Registrations fell almost 35 per cent in September, according to data released on Tuesday by the Society of Motor Manufacturers and Traders. September is typically the second busiest month of the year for the industry because of the second annual number plate change.
Dealers reported 215,312 new vehicles registrations last month, 34 per cent down on September last year — when sales were also hit hard by the coronavirus lockdown — and an almost 45 per drop on the pre-pandemic 10-year average. The sales figure is the lowest since the “two-plate” system was introduced in 1999.
Like other sectors, the auto industry, which was already faced with uncertainty around Brexit, was hit hard by pandemic shutdowns and economic uncertainty.

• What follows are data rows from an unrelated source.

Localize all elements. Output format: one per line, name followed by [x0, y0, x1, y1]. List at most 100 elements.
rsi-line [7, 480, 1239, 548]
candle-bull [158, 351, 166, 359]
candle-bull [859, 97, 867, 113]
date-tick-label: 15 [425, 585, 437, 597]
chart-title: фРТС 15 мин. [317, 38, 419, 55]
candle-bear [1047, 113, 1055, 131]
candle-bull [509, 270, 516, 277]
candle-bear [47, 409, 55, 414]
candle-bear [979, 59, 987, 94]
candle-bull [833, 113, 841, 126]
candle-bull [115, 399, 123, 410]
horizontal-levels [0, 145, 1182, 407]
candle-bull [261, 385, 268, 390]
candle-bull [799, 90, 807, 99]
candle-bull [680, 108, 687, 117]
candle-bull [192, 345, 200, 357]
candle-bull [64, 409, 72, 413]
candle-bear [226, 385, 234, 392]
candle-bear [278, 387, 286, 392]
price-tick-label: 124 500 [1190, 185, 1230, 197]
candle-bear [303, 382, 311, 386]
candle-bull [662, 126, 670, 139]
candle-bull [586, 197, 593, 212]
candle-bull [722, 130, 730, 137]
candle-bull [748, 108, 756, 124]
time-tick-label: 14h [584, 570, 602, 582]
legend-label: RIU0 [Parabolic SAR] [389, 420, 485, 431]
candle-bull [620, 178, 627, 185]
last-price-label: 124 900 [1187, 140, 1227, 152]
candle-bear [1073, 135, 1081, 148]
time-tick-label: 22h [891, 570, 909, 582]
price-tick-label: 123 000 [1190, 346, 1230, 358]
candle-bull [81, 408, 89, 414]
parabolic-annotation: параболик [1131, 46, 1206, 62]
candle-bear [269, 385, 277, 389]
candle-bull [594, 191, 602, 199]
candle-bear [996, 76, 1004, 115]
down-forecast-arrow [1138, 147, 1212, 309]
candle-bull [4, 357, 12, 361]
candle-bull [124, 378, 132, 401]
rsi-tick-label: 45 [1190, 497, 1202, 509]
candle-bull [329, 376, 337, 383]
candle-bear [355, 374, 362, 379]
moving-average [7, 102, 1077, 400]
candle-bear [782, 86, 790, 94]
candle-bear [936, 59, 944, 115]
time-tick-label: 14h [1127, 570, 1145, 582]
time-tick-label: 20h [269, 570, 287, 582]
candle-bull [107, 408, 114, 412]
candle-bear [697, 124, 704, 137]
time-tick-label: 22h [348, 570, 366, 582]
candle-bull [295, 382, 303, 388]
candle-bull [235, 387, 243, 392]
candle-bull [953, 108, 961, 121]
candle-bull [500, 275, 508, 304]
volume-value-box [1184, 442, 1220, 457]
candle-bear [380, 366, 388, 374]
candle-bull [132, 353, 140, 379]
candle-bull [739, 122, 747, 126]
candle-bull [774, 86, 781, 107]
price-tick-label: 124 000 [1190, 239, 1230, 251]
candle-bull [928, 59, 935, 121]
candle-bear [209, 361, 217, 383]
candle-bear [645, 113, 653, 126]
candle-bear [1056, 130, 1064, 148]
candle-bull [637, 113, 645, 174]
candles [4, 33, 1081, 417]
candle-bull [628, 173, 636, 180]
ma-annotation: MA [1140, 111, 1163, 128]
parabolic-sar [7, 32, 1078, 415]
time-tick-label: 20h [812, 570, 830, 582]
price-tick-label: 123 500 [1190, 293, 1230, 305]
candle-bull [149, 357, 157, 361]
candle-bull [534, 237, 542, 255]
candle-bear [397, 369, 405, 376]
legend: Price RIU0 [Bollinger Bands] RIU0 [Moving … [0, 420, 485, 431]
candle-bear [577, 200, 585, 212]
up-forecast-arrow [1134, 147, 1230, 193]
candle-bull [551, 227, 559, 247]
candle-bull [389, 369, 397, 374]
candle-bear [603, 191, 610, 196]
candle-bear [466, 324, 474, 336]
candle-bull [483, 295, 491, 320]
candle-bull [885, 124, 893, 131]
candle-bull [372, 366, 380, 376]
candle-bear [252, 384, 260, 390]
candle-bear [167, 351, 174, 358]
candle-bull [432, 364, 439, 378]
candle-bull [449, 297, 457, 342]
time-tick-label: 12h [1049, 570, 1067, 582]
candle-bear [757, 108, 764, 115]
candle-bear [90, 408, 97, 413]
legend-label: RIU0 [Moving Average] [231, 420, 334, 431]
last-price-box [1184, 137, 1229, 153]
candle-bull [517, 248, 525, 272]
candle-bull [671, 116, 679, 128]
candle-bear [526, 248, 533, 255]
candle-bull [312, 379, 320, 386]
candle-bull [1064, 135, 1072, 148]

It has continued to struggle to meet pent-up demand as the economy reopened due to a global shortage of computer chips.
“This is a desperately disappointing September and further evidence of the ongoing impact of the Covid pandemic on the sector. Despite strong demand for new vehicles over the summer, three successive months have been hit by stalled supply due to reduced semiconductor availability, especially from Asia,” said Mike Hawes, SMMT chief executive.
Richard Peberdy, UK head of automotive at KPMG, said the figures was likely to “disappoint for a plate-change month that typically sees a noticeable boost in new car registrations”.
He added that the supply chain shortages and a hangover of some Covid-related production problems were compounded by inflation in parts of the economy that was “also spooking motorists and businesses into tightening spending”.
Melrose Industries, the FTSE 100 engineering group, warned on Tuesday that continuing supply chain problems were hurting its automotive and powder metallurgy businesses, with customers cancelling orders at 25 times the rate seen earlier this year.
The company, whose GKN subsidiary supplies parts to carmakers such as Volkswagen, said the “in-month” cancellation from automotive customers had risen to between 20 and 25 per cent from the usual 1 per cent rate seen during the period from January to March.
“Tightened supply of semiconductors to the automotive industry are frustrating and difficult to plan for, but whilst they affect current trading, they don’t impact long-term value, particularly as cash is well controlled and debt reduced,” said chief executive Simon Peckham.
Despite the overall fall in car registrations, the SMMT said more than 32,000 new battery electric cars were registered last month — a new record. Hawes, however, cautioned that a huge investment in public recharging facilities was needed to keep pace with consumer demand.
“Chargepoint rollout must keep pace with the acceleration in plug-in vehicle registrations,” he said.